Y a los tres meses de mi primer día llegó la madre del señor Ricardo, la señora Miriam Durán. Era una mujer con el cabello cubierto por canas y con el rostro arrugado, aun así lucia muy fuerte, imponía, se daba a respetar, no tenía problemas en expresar lo que pensaba y ponía en su lugar a su nuera cada que podía.
Con su llegada los problemas también aumentaron, ahora Amalia tenía quien la reprendiera pero ella no daba su brazo a torcer y las peleas se extendían por horas. Lo único bueno era que Amalia ya no se embriagaba en el comedor, lo hacía encerrada en su habitación.
A su esposo parecía no importarle eso, él se iba diario y llegaba solo a cenar. ¿Si ya no se amaban por qué seguían juntos?
En esa casa los problemas más grandes siempre fueron los que estuvieran relacionados con Isabel, ahora que estaba su abuela para defenderla y consentirla Amalia encontraba nuevos pretextos para enfadarse con su hija y regañarla por cualquier cosa; su suegra se enojaba, Ricardo hacía un comentario para después irse y entre ellas dos se hacían pleitos fuertes que duraban horas.
Isabel antes de la llegada de su abuela, a la hora de la comida, no bajaba y pedía que le llevaran los alimentos a su cuarto. Cuando su madre estaba de buenas Pilar iba a dejarle la comida, pero cuando no, Amalia entraba a su habitación y la hacía bajar por la fuerza.

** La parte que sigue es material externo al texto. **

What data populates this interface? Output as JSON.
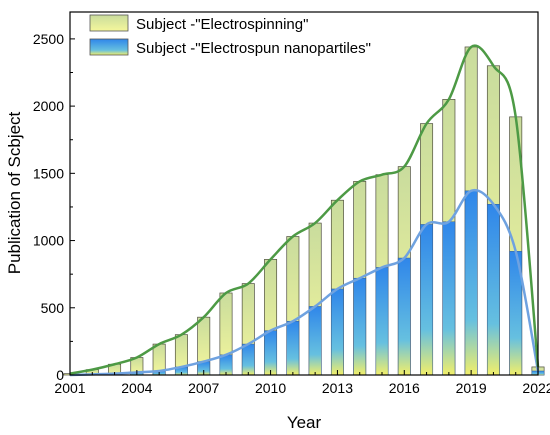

Isabel se negaba a comer por lo que su madre no la dejaba levantarse hasta que lo hiciera.
Con la llegada de su abuela Isabel bajaba a comer todos los días, se sentaba alado de su abuela y dejaba limpio el plato. Amalia se enojaba de que su hija prefiriera la compañía de su abuela a la suya y obligaba a Isabel a sentarse a su lado.
Ella accedía a pesar de los reclamos de su abuela, pero se negaba a comer de nuevo. Isabel era muy delgada y a mí me daba miedo que se desnutriera.
—No quiere estar contigo —dijo Ricardo sin subir la voz—. Deja que se siente con la abuela, la vas a matar de hambre.
—Isabel tiene que comer aun si tengo que hacer que se siente aquí todo el día —contestó Amalia con la boca torcida—, es berrinche nada más.
—No le hagas caso Isabel —agregó Miriam—, ven y siéntate aquí. Si quieres puedo llevarte de compras después.
—Nada de eso —contestó terminante Amalia—. Esta niña no se merece nada, sus calificaciones son pésimas. Reprobó todo, va a perder el año. A ese paso no sé como le va a hacer para empezar con la preparatoria.
—Si sus calificaciones son pésimas es porque aquí no escucha otra cosa que no sean pleitos —respondió su suegra con enfado—, no es un ambiente sano.
Isabel no pudo seguir escuchando más y corrió a encerrarse en su habitación. Aquello desató una pelea fuerte entre las dos mujeres, Ricardo tenía una postura neutral, pero se mostraba más a favor del lado de su abuela. Al poco rato se hartó, se paró de su silla y se fue a buscar su auto para irse.